39 Commits

Author SHA1 Message Date
Konstantin Bogomolov fe66cae2ed Enumerate known systrap stub failures to exit process cleanly.
This helps to rectify a long standing problem of Systrap panicking
when encountering corrupted sysmsg stub memory.

These errors specifically are easier to notice and debug since we
check for them in the stub code and flag them to the sentry
explicitly. They are now very grep-able to make finding their origin
in the stub code easier.

PiperOrigin-RevId: 604743496
2024-02-06 13:19:26 -08:00
Etienne Perot dec37ea4ed gVisor seccomp: Implement in-Sentry seccomp cache.
This adds a per-task cache of seccomp actions to take for syscall numbers
where the filters return an action without depending on anything other than
the syscall number and the architecture code of the seccomp program input.

This avoids evaluating seccomp-bpf programs in the syscall hot path, for
programs that use seccomp *within* gVisor (aka on themselves).

Benchmarks show that this removes about 50ns from the syscall hot path
for a trivial filter like the one in the benchmark.
Real-world filters are much longer, and the benefit is magnified the more
complex the filter is.

```
                    │ not_cached  │              cached               │
                    │   sec/op    │   sec/op     vs base              │
SyscallUnderSeccomp   1.282µ ± 3%   1.230µ ± 1%  -4.06% (p=0.002 n=6)
```

PiperOrigin-RevId: 586522068
2023-11-29 20:00:16 -08:00
Etienne Perot a938259779 gVisor metric library: Change interface for passing in field values.
This introduces a `metric.FieldValue` struct type that wraps a string.
All metric interfaces that deal with field values have been updated to use
pointers to this type instead of strings.

The intent of this change is to make it more obvious that field values must
be passed using references. Prior to this change, this was done using string
pointer comparisons. Now this must be done by using a pointer to the same
`metric.FieldValue` struct.

The struct type still externally exposes its string so that it can be referred
to in value function callbacks by "custom" metrics. (Though there are no
current uses of callback metrics with fields.)

PiperOrigin-RevId: 527030738
2023-04-25 11:49:02 -07:00
Etienne Perot 79b38029d7 gVisor metric library: Optimize operations for large-cardinality metrics.
This optimizes both increments and lookup operations.

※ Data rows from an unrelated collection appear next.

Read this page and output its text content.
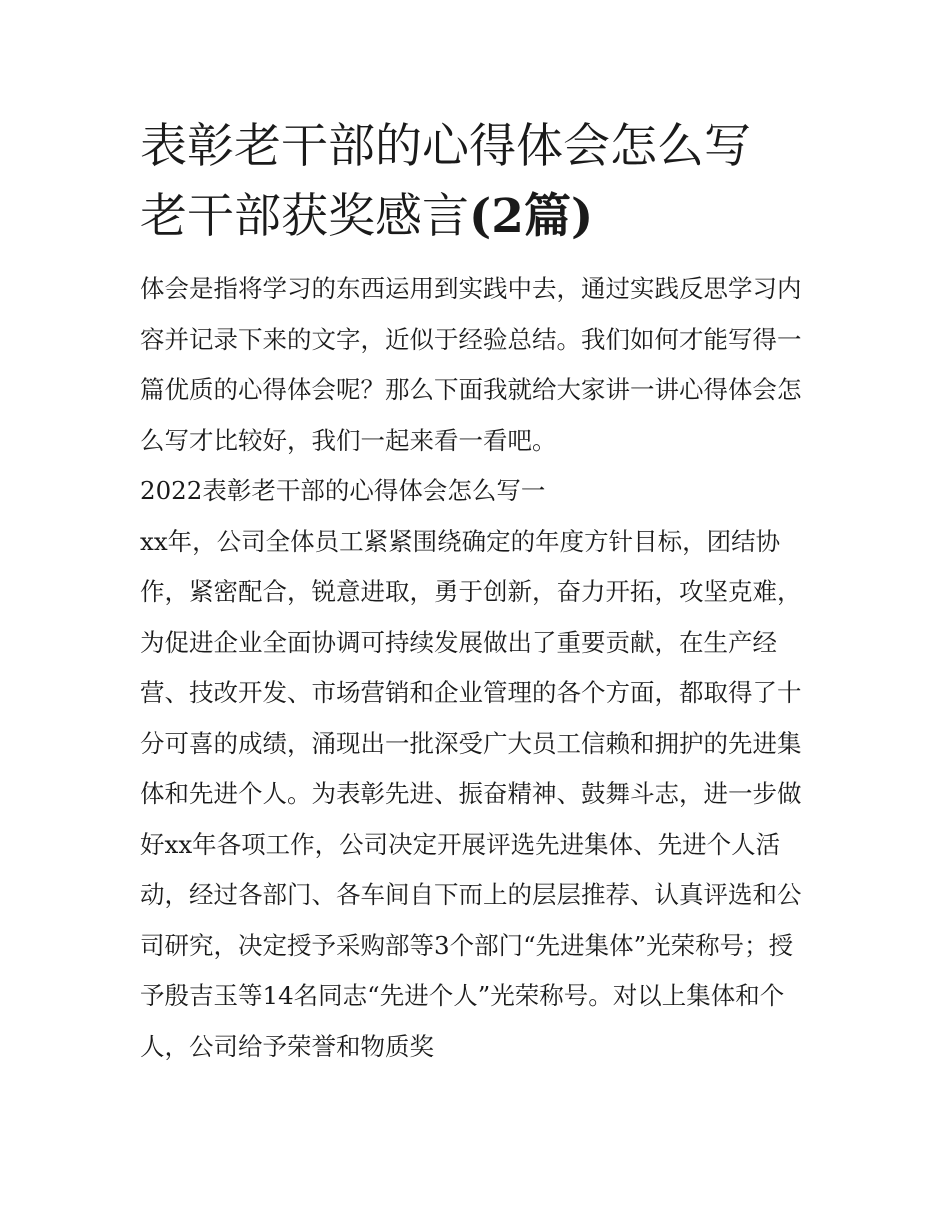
表彰老干部的心得体会怎么写
老干部获奖感言(2篇)

体会是指将学习的东西运用到实践中去，通过实践反思学习内
容并记录下来的文字，近似于经验总结。我们如何才能写得一
篇优质的心得体会呢？那么下面我就给大家讲一讲心得体会怎
么写才比较好，我们一起来看一看吧。

2022表彰老干部的心得体会怎么写一

xx年，公司全体员工紧紧围绕确定的年度方针目标，团结协
作，紧密配合，锐意进取，勇于创新，奋力开拓，攻坚克难，
为促进企业全面协调可持续发展做出了重要贡献，在生产经
营、技改开发、市场营销和企业管理的各个方面，都取得了十
分可喜的成绩，涌现出一批深受广大员工信赖和拥护的先进集
体和先进个人。为表彰先进、振奋精神、鼓舞斗志，进一步做
好xx年各项工作，公司决定开展评选先进集体、先进个人活
动，经过各部门、各车间自下而上的层层推荐、认真评选和公
司研究，决定授予采购部等3个部门“先进集体”光荣称号；授
予殷吉玉等14名同志“先进个人”光荣称号。对以上集体和个
人，公司给予荣誉和物质奖
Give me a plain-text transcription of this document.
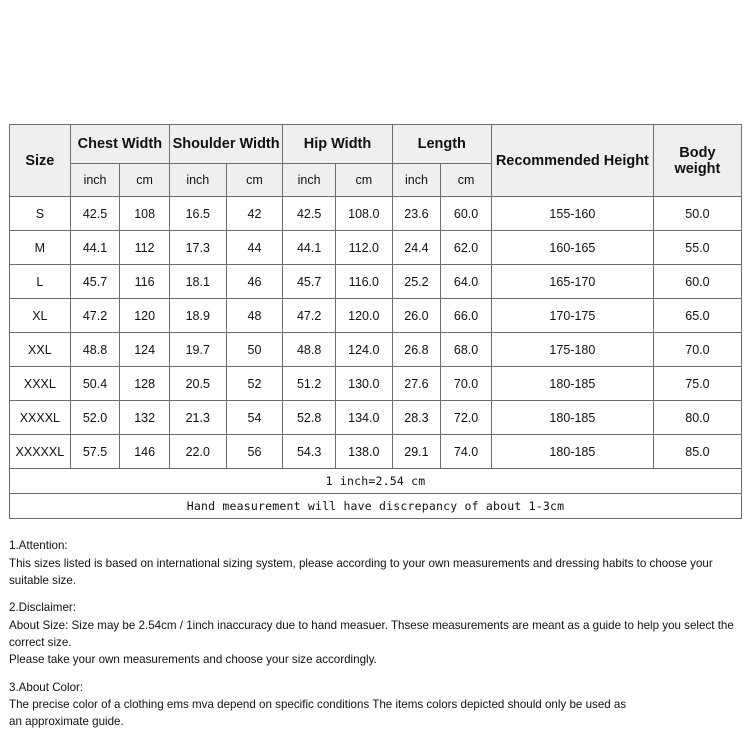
Size	Chest Width		Shoulder Width		Hip Width		Length		Recommended Height	Body weight
	inch	cm	inch	cm	inch	cm	inch	cm		
S	42.5	108	16.5	42	42.5	108.0	23.6	60.0	155-160	50.0
M	44.1	112	17.3	44	44.1	112.0	24.4	62.0	160-165	55.0
L	45.7	116	18.1	46	45.7	116.0	25.2	64.0	165-170	60.0
XL	47.2	120	18.9	48	47.2	120.0	26.0	66.0	170-175	65.0
XXL	48.8	124	19.7	50	48.8	124.0	26.8	68.0	175-180	70.0
XXXL	50.4	128	20.5	52	51.2	130.0	27.6	70.0	180-185	75.0
XXXXL	52.0	132	21.3	54	52.8	134.0	28.3	72.0	180-185	80.0
XXXXXL	57.5	146	22.0	56	54.3	138.0	29.1	74.0	180-185	85.0
1 inch=2.54 cm										
Hand measurement will have discrepancy of about 1-3cm										

1.Attention:

This sizes listed is based on international sizing system, please according to your own measurements and dressing habits to choose your suitable size.

2.Disclaimer:

About Size: Size may be 2.54cm / 1inch inaccuracy due to hand measuer. Thsese measurements are meant as a guide to help you select the correct size.

Please take your own measurements and choose your size accordingly.

3.About Color:

The precise color of a clothing ems mva depend on specific conditions The items colors depicted should only be used as

an approximate guide.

It does so using the following:

- For metrics of potential cardinality larger than 48, it will switch to using
  a map rather than linear search for mapping field value combinations to the
  index that combination corresponds to in the flattened list of values.
  For metrics of cardinality 48 or smaller, linear search is still used as it
  is still faster (and also still faster than binary search), as determined by
  benchmarks.
- All field values are checked for pointer uniqueness (i.e. the pointer to the
  start of each field value string must be unique). This is then used for
  faster matching: instead of comparing whole strings (and needing to hash
  them, in the case of doing map-based lookups), it compares pointer values.
  In the context of this metric library, because all field values must be
  pre-declared ahead of time, keeping references to these pre-declared strings
  should always be possible. This is enforced: it will `panic` if the metric
  user does not do this. In practice, this is easy to do by using `const`
  strings for all metric values. This change does just that for existing
  metrics with string fields.

From benchmarks, this speeds up the time to take a snapshot of existing
metrics by -8.35%. With the unimplemented syscall counter metric, this
optimization reduces the slowdown of adding this metric from +4,250% to
a still-large but much more manageable +290%. A further optimization
(cl/524419591) will reduce this overhead further before re-introducing the
unimplemented syscall counter metric.

PiperOrigin-RevId: 526134756
2023-04-21 14:21:18 -07:00
Etienne Perot 44e2d0fcfe gVisor: Refactor SyscallFn to take in the syscall number as argument.
This will be used to plumb the syscall number through to a counter metric that
exports the number of times an unimplemented syscall has been called.

Plenty of syscall implementations call `EmitUnimplementedEvent` for flags and
settings that are not implemented. With `sysno` available, they will be able
to plumb that bit of information through.

PiperOrigin-RevId: 518635831
2023-03-22 12:06:26 -07:00
Kevin Krakauer d8aa09e04c convert uses of interface{} to any
Done via:
  find . -name "*.go" | xargs sed -i -E 's/interface\{\}/any/g'

PiperOrigin-RevId: 487033228
2022-11-08 13:14:06 -08:00
Etienne Perot a96af5dd61 gVisor: Read syscall seccheck enablement as part of per-syscall flags.
Prior to this CL, each of the 4 syscall points (raw enter,
enter, raw exit, exit) each resulted in 1 atomic read, on top of the existing
atomic read to read non-seccheck-related per-syscall flags.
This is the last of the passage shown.